Incidentally, my wife does not need to look up the time chart to know when is what on show. She knows the anthem of Go Diego Go by heart, loves the fluent-as-a-garden-hose eight-year-old presenter of the horticulture show and has watched Genie in the House so often that she thinks he looks a bit like our son (or maybe that’s the reason she is watching it this often!).

It’s ironic that we parents think we are initiating our little ones into our fold and shaping them up to be more like us, when actually it’s the other way round, at least for the most part of it. We go about trying to make them part of the Homo Sapiens club, not just in semblance to the species, but in social terms as well. That’s what society — and sociologists of course — expect of parenting. They call it socialisation. But in reality, we end up looking more like our toddlers, laughing louder than them at those fall-down-funny-side-up cartoons (it’s wicked, but children love someone falling down and making wincing faces!). Or unabashedly humming Barney songs while baking a birthday cake. Or startling them by making up our own quiz on Jess the cat or Shaun the sheep just to prove we are one-up fans of their favourite shows!

The day our son chose “car” as his first word of utterance, we decided to buy him one. Soon, all the corners and cubbyholes were turned into parking lots for cars of all sorts and sizes. Among them was an R/C miniature of my favourite racer as well, the skills of which I would generously demonstrate to my son at length — whose best response was plain bewilderment before going back to his push & go truck.

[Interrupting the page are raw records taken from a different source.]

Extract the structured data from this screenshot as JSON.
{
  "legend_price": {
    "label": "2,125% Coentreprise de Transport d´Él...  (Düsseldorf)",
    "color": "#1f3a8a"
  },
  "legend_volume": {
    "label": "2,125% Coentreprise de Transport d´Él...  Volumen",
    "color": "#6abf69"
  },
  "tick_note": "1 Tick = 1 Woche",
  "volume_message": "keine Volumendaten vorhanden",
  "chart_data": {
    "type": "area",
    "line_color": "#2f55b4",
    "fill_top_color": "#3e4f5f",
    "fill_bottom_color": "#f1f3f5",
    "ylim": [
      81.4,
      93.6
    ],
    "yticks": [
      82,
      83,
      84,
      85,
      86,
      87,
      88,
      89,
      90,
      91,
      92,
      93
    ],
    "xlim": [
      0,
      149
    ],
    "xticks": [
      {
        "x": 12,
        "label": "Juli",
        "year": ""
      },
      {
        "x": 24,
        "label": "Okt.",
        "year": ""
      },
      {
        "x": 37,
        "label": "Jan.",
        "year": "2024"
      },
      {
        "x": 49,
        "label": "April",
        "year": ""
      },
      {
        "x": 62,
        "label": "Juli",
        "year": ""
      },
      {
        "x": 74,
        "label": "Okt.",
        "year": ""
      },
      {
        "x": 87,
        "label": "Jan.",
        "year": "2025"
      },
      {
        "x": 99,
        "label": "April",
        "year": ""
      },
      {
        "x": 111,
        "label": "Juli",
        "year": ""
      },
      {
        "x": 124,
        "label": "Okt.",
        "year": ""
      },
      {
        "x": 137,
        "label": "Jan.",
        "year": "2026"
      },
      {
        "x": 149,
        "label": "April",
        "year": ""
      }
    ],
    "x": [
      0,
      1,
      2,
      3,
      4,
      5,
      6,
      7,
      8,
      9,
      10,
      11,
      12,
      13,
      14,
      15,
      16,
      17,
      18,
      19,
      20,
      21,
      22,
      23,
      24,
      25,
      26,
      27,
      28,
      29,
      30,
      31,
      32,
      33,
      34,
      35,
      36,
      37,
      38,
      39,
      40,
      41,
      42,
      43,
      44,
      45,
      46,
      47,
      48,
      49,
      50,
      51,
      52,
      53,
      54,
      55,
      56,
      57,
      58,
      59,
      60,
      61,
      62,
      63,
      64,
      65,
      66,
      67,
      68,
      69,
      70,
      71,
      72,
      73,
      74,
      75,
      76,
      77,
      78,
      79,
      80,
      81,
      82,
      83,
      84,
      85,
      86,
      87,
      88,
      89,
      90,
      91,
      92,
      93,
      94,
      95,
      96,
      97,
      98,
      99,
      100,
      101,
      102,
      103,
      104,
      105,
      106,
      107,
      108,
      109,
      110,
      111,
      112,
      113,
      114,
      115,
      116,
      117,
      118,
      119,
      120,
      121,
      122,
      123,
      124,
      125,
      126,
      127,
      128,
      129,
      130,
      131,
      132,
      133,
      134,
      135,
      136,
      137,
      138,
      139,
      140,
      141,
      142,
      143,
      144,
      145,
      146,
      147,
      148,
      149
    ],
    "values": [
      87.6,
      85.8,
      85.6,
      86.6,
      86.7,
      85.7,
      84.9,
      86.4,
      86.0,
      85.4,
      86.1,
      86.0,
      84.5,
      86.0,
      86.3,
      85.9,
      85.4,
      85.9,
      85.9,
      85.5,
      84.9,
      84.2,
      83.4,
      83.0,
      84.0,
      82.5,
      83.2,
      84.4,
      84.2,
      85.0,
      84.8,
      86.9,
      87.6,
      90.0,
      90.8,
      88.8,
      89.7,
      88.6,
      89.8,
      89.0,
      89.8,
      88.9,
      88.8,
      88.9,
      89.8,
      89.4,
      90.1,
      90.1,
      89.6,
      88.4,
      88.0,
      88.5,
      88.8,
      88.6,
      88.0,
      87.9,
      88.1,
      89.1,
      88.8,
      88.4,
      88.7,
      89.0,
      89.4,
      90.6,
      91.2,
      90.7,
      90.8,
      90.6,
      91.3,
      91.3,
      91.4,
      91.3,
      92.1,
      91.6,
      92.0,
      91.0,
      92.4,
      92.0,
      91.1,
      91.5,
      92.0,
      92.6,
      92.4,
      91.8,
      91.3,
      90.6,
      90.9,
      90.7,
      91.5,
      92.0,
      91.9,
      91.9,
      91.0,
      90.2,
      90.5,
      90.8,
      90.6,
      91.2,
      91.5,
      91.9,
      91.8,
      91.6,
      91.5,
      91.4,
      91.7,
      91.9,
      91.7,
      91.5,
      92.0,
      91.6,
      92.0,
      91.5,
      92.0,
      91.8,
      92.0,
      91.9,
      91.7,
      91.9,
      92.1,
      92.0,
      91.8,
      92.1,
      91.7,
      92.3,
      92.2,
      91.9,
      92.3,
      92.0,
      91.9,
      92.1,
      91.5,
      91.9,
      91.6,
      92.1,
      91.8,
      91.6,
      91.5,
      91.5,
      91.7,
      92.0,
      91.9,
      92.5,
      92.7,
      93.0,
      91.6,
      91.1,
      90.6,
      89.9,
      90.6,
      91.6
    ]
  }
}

“What did you have in mind when you bought this complicated gizmo on wheels? Come on, he is hardly one-and-a-half!” What my wife really means is: “Who did I have in mind? My son or myself?” Well, you can’t blame me if I got a bit carried away. This stuff wasn’t around when I was a child. Still busy mastering parallel parking, with the garbage waiting to be taken out, I plead for time with a twinkle in my eyes. “You are just like him” is all that she’s got to say. Its irony is lost in the truth of the statement!

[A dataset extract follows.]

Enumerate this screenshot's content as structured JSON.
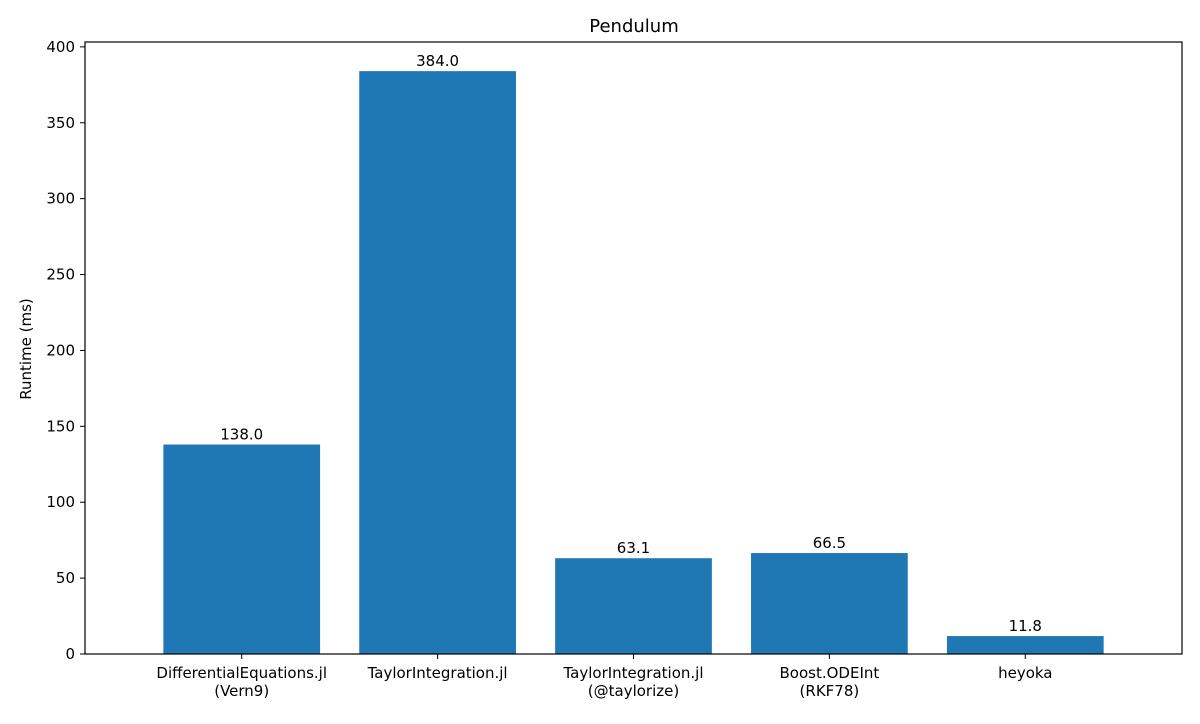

It doesn’t stop with television or toys. It spills over to the breakfast plate as well. When I asked my wife the other day, what did she have for breakfast, she replied: “Half a bowl of cereals, three-quarters of a sandwich, some banana puree and one-third of an apple”. While it could make for an extremely amusing or alarming bit of information when overheard, my practised ear could instantly gather that my son was having a rather fussy day and my wife, who is fussy about both wasting food and keeping leftovers for later, was making the best use of them. Mothers do it all the time and it is their universal excuse for the extra pounds that refuse to go.

In fact, I dread the day when my wife would go for her well-deserved weekend pampering at the salon, leaving me with instructions as easily digestible as steamed baby food. “Darling, I only had the time to cook for the baby, but don’t you worry, there’ll be enough left for you too.” On that day, I will be gaining yet another lesson in, what I call, reverse socialisation!

Sudeep Koshy is a creative director and writer based in Dubai.